À Cuba, les médicaments, de la santé à la survie
Mami est la mère et grand-mère de ma famille d’accueil à Cuba, et je la connais depuis presque quinze ans. Elle a 84 ans, et elle est mariée à Omar, 86 ans. Elle vit dans un minuscule appartement doté d’une mezzanine, dans un long passage étroit appelé solar. Les solares ou cuidadelas ont été aménagés pour loger des travailleurs dans les quartiers ouvriers des villes cubaines, ce qui est le cas de Cayo Hueso, une des circonscriptions administratives de Centro Habana, une municipalité populaire et très dégradée de la capitale dans laquelle j’ai conduit la majeure partie de mon travail de terrain depuis quinze ans.
Au cours d’une de mes visites, en novembre 2024, elle me dit : « Ici, tomber malade est un luxe, il n’y a rien. Si tu dois te faire opérer, il faut apporter jusqu’à l’alcool pour désinfecter, les seringues, les compresses, tout. Pour se faire faire une analyse de sang, un voisin a payé 500 pesos1, simplement pour qu’on prenne sa demande en considération, sinon il devait attendre des semaines. Imagine, il a besoin d’une prise de sang, ce n’est pas pour attendre six mois ! Si je devais me faire réparer les dents [elle ouvre la bouche pour me prendre à témoin], je devrais payer 20 000 pesos. Le dentiste a commencé à pelotear, c’est-à-dire à me prendre à témoin pour que je comprenne sa situation [elle fait le geste de me caresser le bras] en me disant qu’il n’y a pas ceci et qu’il manque de cela. Mais si tu commences à parler d’argent, alors tout apparaît. »

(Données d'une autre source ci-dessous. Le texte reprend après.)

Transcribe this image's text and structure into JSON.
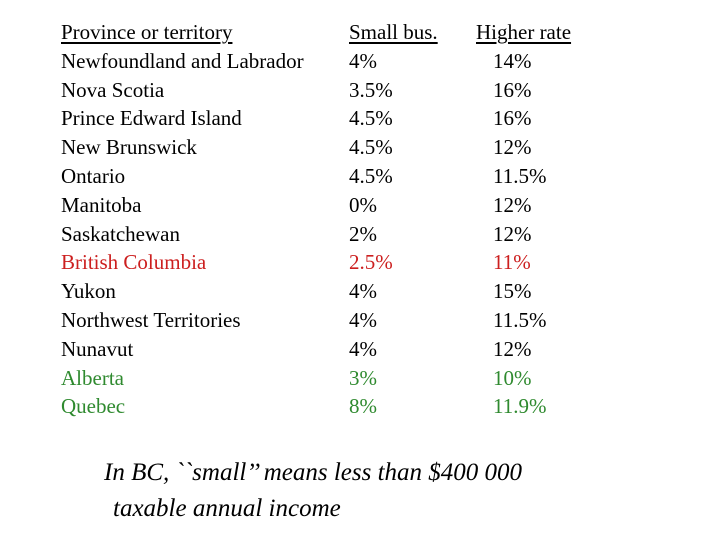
{
  "table": {
    "headers": {
      "province": "Province or territory",
      "small": "Small bus.",
      "higher": "Higher rate"
    },
    "rows": [
      {
        "province": "Newfoundland and Labrador",
        "small": "4%",
        "higher": "14%",
        "color": "black"
      },
      {
        "province": "Nova Scotia",
        "small": "3.5%",
        "higher": "16%",
        "color": "black"
      },
      {
        "province": "Prince Edward Island",
        "small": "4.5%",
        "higher": "16%",
        "color": "black"
      },
      {
        "province": "New Brunswick",
        "small": "4.5%",
        "higher": "12%",
        "color": "black"
      },
      {
        "province": "Ontario",
        "small": "4.5%",
        "higher": "11.5%",
        "color": "black"
      },
      {
        "province": "Manitoba",
        "small": "0%",
        "higher": "12%",
        "color": "black"
      },
      {
        "province": "Saskatchewan",
        "small": "2%",
        "higher": "12%",
        "color": "black"
      },
      {
        "province": "British Columbia",
        "small": "2.5%",
        "higher": "11%",
        "color": "red"
      },
      {
        "province": "Yukon",
        "small": "4%",
        "higher": "15%",
        "color": "black"
      },
      {
        "province": "Northwest Territories",
        "small": "4%",
        "higher": "11.5%",
        "color": "black"
      },
      {
        "province": "Nunavut",
        "small": "4%",
        "higher": "12%",
        "color": "black"
      },
      {
        "province": "Alberta",
        "small": "3%",
        "higher": "10%",
        "color": "green"
      },
      {
        "province": "Quebec",
        "small": "8%",
        "higher": "11.9%",
        "color": "green"
      }
    ]
  },
  "colors": {
    "text": "#000000",
    "highlight_red": "#cc1f1f",
    "highlight_green": "#2f8a2f"
  },
  "footnote": {
    "line1": "In BC, ``small’’ means less than $400 000",
    "line2": "taxable annual income"
  }
}
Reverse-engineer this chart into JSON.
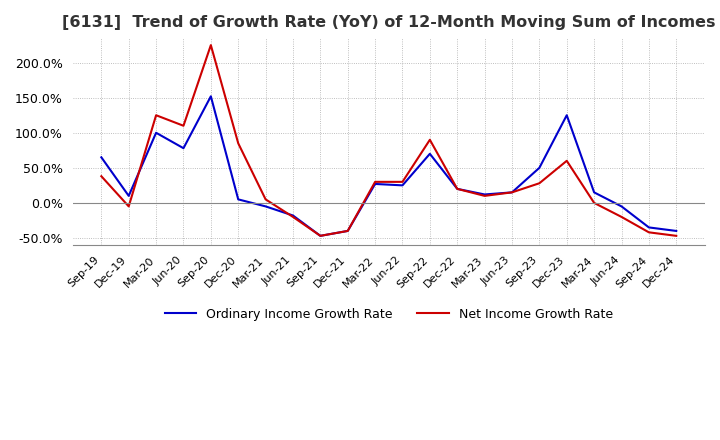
{
  "title": "[6131]  Trend of Growth Rate (YoY) of 12-Month Moving Sum of Incomes",
  "title_fontsize": 11.5,
  "ylim": [
    -60,
    235
  ],
  "yticks": [
    -50,
    0,
    50,
    100,
    150,
    200
  ],
  "background_color": "#ffffff",
  "grid_color": "#aaaaaa",
  "ordinary_color": "#0000cc",
  "net_color": "#cc0000",
  "legend_labels": [
    "Ordinary Income Growth Rate",
    "Net Income Growth Rate"
  ],
  "x_labels": [
    "Sep-19",
    "Dec-19",
    "Mar-20",
    "Jun-20",
    "Sep-20",
    "Dec-20",
    "Mar-21",
    "Jun-21",
    "Sep-21",
    "Dec-21",
    "Mar-22",
    "Jun-22",
    "Sep-22",
    "Dec-22",
    "Mar-23",
    "Jun-23",
    "Sep-23",
    "Dec-23",
    "Mar-24",
    "Jun-24",
    "Sep-24",
    "Dec-24"
  ],
  "ordinary_income": [
    65,
    10,
    100,
    78,
    152,
    5,
    -5,
    -18,
    -47,
    -40,
    27,
    25,
    70,
    20,
    12,
    15,
    50,
    125,
    15,
    -5,
    -35,
    -40
  ],
  "net_income": [
    38,
    -5,
    125,
    110,
    225,
    85,
    5,
    -20,
    -47,
    -40,
    30,
    30,
    90,
    20,
    10,
    15,
    28,
    60,
    0,
    -20,
    -42,
    -47
  ]
}
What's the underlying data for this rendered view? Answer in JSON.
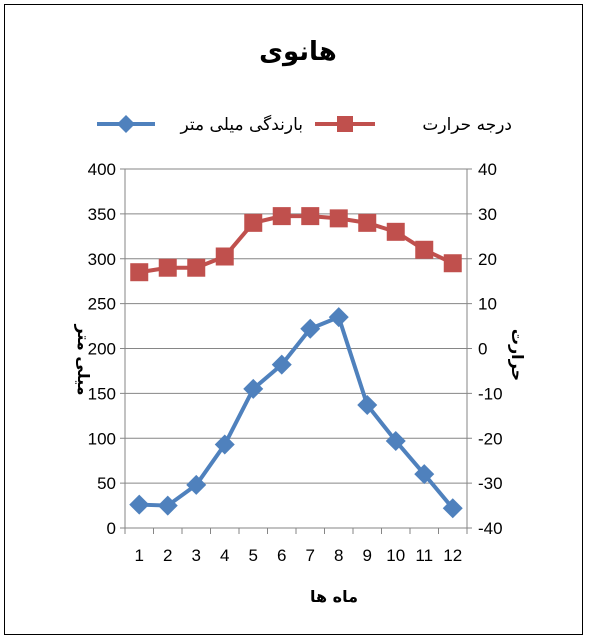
{
  "chart_data": {
    "type": "line",
    "title": "هانوی",
    "xlabel": "ماه ها",
    "ylabel_left": "میلی متر",
    "ylabel_right": "حرارت",
    "categories": [
      "1",
      "2",
      "3",
      "4",
      "5",
      "6",
      "7",
      "8",
      "9",
      "10",
      "11",
      "12"
    ],
    "ylim_left": [
      0,
      400
    ],
    "yticks_left": [
      "0",
      "50",
      "100",
      "150",
      "200",
      "250",
      "300",
      "350",
      "400"
    ],
    "ylim_right": [
      -40,
      40
    ],
    "yticks_right": [
      "-40",
      "-30",
      "-20",
      "-10",
      "0",
      "10",
      "20",
      "30",
      "40"
    ],
    "series": [
      {
        "name": "درجه حرارت",
        "axis": "right",
        "color": "#C0504D",
        "marker": "square",
        "values": [
          17,
          18,
          18,
          20.5,
          28,
          29.5,
          29.5,
          29,
          28,
          26,
          22,
          19
        ]
      },
      {
        "name": "بارندگی میلی متر",
        "axis": "left",
        "color": "#4F81BD",
        "marker": "diamond",
        "values": [
          26,
          25,
          48,
          93,
          155,
          182,
          222,
          235,
          137,
          97,
          60,
          22
        ]
      }
    ],
    "grid": "horizontal",
    "legend_position": "top"
  }
}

« Je coupe les comprimés en 4 »
Mami fouille dans son sac, et en sort une boîte de médicaments. « Regarde, me dit-elle, c’est de l’Énalapril®, je dois en prendre un comprimé par jour pour contrôler ma tension. J’ai une prescription médicale, et normalement je dois recevoir trois boîtes par mois, et les payer 5 pesos à la pharmacie. Mais à chaque fois que j’y vais, soit il n’y en a plus, soit elle n’est pas arrivée. Parfois la pharmacienne nous dit qu’elle vient d’arriver, et qu’elle sera mise en vente le lendemain. Et le lendemain, quand tu arrives, il y a déjà une très longue file d’attente, il y a des gens qui ont dormi devant la pharmacie, ou qui sont venus “marquer”2 dès la veille, quand la file a commencé à se former, et quand vient ton tour, il n’y a plus rien. Pourtant, c’est un médicament cubain, on devrait nous approvisionner, il n’y a pas de problème de devises pour l’importer ni rien de cela. » Je lui demande ce qu’elle fait alors, et d’où elle sort cette boîte. Elle m’explique : « Moi, pour les économiser, je coupe les comprimés en quatre, et je prends un quart de comprimé tous les jours. Mais il y a des gens qui les vendent dans la rue, ou même qui passent dans les maisons, qui frappent à la porte et proposent des médicaments. Ils les vendent 350 pesos la plaquette de dix comprimés, tu te rends compte, alors qu’on devrait recevoir trois boîtes de trois plaquettes pour 5 pesos ! » Je fais un calcul rapide : trois boîtes contiennent donc neuf plaquettes de dix comprimés chacune, soit trois fois ce dont Mami a besoin pour absorber un comprimé par jour. J’essaie de comprendre : « Mais Mami, que fais-tu avec tous ces comprimés, tu en as beaucoup trop ? » Elle m’explique sa stratégie de gestion de l’incertitude : « D’abord, comme je t’ai expliqué, l’Énalapril® n’arrive pas tous les mois. Donc la doctoresse m’en prescrit trois boîtes par mois, mais parfois il n’y en a pas du tout, parfois on m’en donne deux boîtes seulement. Ensuite, quand j’en ai trop, j’en donne à Adelina [sa sœur âgée de 89 ans], pour elle c’est plus compliqué parce qu’elle ne peut pas faire la queue longtemps, et que ses enfants ne l’aident pas [i.e. financièrement] et elle ne peut pas en acheter dans la rue. »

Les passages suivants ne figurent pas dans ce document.